There really isn’t a “correct” word count for web pages. Many articles on this subject reference a study by SerpIQ that concluded that pages with longer word counts (2,000 words or more) earned higher SEO rankings. I did some digging and noticed that SerpIQ has not Tweeted since 2013, and the website is now a cannabis shop. Hmmm.
Back in 2015, HubSpot also looked at correlations between word counts and organic search results. They noted that pages with 2,250-2,500 words had the most organic traffic and the most social shares (which often go hand-in-hand). But they also noticed that pages with higher word counts (over 2500) had more links from other domains (aka “backlinks”).
Does that mean that longer word-count pages will always yield more back-links? Not necessarily.
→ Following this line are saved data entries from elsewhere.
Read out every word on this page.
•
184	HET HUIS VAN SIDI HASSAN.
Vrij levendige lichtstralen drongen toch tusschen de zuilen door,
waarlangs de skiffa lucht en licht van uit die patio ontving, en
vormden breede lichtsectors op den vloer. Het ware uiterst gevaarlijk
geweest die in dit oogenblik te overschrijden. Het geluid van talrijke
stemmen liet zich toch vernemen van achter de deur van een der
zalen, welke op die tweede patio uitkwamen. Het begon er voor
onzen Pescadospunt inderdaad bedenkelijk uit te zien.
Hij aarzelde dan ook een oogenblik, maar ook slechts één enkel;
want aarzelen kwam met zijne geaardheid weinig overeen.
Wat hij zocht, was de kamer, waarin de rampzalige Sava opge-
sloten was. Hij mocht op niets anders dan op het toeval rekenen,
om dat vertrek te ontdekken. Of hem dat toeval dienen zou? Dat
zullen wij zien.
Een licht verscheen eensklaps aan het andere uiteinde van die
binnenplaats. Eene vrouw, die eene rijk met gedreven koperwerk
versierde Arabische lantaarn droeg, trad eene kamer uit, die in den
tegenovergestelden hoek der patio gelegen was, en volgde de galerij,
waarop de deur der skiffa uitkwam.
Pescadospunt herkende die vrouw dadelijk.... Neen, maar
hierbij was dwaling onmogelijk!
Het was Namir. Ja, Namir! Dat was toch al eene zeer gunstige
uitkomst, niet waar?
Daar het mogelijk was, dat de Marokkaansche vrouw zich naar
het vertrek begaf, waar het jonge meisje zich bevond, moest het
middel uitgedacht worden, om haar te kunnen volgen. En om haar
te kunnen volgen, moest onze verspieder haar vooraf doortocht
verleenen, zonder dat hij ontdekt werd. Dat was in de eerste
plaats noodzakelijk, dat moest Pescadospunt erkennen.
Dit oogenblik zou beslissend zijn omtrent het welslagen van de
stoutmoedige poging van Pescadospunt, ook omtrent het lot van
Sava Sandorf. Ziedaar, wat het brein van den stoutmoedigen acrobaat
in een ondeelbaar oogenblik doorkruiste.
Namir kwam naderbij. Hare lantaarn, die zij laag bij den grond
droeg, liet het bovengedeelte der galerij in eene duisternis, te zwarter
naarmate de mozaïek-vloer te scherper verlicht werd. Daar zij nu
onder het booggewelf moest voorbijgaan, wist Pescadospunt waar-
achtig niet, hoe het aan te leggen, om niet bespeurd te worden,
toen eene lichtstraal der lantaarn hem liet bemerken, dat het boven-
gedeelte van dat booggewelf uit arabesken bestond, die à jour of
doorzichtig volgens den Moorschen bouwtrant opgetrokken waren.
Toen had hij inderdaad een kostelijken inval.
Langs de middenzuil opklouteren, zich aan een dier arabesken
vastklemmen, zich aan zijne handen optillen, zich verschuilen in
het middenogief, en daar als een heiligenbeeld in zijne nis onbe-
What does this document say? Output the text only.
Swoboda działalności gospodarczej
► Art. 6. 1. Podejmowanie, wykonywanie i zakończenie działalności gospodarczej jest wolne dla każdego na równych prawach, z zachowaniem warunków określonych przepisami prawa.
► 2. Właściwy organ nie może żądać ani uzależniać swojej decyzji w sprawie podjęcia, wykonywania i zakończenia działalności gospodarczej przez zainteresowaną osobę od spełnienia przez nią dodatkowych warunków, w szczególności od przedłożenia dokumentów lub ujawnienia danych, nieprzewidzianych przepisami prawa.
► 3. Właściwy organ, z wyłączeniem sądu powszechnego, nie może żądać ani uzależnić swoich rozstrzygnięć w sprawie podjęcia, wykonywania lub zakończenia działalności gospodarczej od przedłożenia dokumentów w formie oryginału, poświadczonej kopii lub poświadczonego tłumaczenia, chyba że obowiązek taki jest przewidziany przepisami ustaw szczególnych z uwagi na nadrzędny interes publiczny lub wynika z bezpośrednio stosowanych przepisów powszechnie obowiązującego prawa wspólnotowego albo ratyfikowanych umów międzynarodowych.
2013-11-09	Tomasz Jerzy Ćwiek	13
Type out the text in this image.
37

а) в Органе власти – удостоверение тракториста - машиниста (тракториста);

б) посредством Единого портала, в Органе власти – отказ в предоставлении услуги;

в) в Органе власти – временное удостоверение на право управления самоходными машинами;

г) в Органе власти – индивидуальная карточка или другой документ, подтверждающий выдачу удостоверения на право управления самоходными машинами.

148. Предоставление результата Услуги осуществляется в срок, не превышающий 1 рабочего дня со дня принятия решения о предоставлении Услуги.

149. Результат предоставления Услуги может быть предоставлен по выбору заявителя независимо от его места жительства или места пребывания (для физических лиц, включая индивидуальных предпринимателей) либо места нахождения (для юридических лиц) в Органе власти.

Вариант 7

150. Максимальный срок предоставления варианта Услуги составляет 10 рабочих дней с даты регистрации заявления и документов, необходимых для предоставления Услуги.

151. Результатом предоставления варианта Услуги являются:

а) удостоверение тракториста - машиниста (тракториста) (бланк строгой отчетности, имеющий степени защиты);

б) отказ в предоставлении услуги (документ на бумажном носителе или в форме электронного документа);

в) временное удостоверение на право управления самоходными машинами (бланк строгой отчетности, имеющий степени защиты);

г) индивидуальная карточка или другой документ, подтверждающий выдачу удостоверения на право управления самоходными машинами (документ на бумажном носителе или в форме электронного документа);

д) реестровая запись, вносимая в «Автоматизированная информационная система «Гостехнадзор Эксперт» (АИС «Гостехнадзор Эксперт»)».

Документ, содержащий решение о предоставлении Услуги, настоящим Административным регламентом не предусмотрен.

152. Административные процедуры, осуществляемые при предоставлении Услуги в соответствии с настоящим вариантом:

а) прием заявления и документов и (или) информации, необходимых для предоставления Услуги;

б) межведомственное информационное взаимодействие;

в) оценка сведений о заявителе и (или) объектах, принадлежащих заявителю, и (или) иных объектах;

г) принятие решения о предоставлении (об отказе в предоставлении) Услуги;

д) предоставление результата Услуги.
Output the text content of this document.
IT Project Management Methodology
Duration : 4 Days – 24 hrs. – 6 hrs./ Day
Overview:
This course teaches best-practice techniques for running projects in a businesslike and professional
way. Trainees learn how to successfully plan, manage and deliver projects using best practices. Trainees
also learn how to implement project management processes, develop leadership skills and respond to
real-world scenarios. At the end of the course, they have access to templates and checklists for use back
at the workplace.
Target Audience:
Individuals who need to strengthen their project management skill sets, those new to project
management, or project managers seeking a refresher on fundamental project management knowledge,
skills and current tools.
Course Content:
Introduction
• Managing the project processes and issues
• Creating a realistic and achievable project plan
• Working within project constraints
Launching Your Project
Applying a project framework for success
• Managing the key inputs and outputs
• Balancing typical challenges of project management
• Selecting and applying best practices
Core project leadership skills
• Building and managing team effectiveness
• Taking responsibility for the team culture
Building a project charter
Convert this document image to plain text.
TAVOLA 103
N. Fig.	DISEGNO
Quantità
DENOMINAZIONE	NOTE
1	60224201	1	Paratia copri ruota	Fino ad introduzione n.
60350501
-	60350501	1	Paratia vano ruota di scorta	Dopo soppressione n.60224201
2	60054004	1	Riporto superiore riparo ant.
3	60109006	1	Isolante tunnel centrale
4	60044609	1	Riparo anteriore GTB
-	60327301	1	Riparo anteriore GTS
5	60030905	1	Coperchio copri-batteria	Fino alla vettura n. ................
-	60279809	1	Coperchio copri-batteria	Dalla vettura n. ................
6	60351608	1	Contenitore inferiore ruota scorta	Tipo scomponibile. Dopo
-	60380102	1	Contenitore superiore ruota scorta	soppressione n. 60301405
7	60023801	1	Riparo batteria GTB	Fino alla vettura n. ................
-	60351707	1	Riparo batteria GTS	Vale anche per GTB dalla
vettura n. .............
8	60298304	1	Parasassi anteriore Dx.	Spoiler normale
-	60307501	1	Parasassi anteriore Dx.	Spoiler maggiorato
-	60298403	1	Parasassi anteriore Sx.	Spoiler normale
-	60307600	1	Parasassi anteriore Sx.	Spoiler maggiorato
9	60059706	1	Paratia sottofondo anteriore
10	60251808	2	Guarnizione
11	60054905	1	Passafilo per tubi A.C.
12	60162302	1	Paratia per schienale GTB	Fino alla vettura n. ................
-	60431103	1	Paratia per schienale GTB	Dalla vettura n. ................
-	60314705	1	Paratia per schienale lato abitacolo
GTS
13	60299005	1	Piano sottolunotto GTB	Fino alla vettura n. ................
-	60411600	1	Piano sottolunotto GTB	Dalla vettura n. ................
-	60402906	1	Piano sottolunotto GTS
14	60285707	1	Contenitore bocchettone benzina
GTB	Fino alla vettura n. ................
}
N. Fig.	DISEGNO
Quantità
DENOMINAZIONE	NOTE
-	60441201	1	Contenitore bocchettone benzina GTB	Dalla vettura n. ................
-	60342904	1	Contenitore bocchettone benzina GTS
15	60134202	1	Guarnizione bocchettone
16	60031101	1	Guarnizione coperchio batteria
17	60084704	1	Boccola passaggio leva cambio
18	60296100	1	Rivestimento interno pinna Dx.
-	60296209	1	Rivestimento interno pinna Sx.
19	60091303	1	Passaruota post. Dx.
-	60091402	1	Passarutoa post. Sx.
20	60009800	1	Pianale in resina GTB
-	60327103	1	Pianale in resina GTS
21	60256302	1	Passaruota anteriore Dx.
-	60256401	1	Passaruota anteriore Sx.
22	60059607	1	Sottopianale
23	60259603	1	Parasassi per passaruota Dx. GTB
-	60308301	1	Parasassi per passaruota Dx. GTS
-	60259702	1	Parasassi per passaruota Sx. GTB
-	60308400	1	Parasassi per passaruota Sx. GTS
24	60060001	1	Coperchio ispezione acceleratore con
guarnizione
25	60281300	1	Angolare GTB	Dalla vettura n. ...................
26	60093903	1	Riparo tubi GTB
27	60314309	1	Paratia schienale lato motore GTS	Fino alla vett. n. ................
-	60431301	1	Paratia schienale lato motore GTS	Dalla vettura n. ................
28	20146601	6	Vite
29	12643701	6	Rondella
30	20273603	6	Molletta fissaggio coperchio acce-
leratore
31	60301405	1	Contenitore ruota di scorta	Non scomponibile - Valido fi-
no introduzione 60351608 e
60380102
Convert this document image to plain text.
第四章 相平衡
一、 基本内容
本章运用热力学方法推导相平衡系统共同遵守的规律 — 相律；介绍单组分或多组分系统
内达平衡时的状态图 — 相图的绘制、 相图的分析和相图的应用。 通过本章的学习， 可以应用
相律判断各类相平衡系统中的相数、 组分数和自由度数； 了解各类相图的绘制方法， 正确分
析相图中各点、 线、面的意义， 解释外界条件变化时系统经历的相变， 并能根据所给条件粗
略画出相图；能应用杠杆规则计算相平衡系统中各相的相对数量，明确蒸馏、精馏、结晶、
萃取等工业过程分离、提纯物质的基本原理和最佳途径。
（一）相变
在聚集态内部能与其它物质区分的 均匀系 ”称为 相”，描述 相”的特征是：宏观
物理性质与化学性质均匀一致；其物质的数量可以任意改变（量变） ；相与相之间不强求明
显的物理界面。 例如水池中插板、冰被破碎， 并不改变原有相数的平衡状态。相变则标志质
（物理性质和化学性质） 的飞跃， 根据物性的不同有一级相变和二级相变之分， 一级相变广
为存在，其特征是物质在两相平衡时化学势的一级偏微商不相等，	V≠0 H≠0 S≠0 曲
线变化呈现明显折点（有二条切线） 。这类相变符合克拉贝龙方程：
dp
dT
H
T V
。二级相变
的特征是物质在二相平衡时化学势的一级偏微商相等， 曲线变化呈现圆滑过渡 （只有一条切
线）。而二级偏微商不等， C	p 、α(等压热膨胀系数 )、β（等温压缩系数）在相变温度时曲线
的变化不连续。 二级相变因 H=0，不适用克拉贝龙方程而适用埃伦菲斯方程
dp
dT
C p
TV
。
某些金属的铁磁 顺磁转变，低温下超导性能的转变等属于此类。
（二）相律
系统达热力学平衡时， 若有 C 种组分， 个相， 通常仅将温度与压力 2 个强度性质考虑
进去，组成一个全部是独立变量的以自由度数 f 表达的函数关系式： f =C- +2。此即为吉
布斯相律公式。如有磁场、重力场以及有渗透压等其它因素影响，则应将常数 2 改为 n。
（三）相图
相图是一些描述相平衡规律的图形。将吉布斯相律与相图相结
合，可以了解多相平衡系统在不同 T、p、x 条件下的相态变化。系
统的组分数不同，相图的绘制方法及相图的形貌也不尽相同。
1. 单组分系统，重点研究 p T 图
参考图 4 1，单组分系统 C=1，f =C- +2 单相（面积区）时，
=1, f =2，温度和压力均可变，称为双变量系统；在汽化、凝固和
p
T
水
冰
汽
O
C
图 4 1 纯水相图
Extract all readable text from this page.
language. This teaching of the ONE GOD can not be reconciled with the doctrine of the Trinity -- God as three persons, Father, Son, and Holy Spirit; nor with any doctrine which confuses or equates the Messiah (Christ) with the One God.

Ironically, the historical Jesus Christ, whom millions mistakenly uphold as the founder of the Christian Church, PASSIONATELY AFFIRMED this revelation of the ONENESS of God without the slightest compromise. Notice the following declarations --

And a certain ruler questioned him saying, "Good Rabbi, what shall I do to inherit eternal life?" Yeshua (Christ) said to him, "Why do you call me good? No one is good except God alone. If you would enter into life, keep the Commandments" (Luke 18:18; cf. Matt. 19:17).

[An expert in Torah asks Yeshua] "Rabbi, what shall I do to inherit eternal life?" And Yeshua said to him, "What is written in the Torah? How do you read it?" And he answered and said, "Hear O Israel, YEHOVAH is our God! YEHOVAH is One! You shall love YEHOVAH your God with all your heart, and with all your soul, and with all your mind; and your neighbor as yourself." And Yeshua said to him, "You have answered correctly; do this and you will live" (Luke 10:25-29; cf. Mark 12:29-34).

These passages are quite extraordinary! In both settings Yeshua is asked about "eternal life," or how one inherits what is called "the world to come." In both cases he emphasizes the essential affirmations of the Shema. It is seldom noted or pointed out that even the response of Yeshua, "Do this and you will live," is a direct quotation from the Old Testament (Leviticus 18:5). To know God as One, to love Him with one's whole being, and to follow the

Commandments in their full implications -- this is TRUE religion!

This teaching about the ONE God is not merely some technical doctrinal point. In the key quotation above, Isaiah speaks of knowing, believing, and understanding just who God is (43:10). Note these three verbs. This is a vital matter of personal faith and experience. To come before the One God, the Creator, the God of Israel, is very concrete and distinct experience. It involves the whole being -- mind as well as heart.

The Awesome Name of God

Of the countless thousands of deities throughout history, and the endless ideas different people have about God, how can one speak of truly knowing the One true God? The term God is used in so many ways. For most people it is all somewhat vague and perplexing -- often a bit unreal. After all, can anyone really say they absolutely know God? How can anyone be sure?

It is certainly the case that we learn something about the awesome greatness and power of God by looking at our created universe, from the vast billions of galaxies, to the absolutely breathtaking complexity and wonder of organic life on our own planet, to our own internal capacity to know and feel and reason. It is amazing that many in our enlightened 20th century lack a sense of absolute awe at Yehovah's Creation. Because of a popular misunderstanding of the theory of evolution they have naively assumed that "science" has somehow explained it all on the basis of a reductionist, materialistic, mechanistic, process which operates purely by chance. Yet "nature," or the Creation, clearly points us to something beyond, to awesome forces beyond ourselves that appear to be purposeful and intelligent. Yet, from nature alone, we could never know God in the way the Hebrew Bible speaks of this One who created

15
But we do know that pages with more quality backlinks will be ranked higher by Google (Google has made that clear.) So, it’s quite possible that a page with a lower word count and lots of quality backlinks could rank higher than a 2000+ word page with fewer backlinks.
If backlinks are more important than word counts, how do you get more backlinks? Other authors will link to your content (creating a “backlink”) if they find your article is in some way valuable to their audience. If your content reinforces their point, acts as a reference, or provides beneficial supplemental reading, they will be more likely to link to it. Thus, writing good content, no matter the length, will encourage backlinks.
John Mueller, who has the title of Webmaster Trends Analyst at Google, said in a Reddit thread: “Word count is not a ranking factor. Save yourself the trouble.” So if Google does not use word count as a ranking factor, I feel pretty confident in advocating for good content over long content.
Don’t try to outsmart Google, you can’t. Instead, write strong, interesting, understandable content that appeals to your target audience. Text should be easy to scan, with the most important information at the top. Break up the body text with short, bold sub-heads, pull-quotes, photos with captions, etc.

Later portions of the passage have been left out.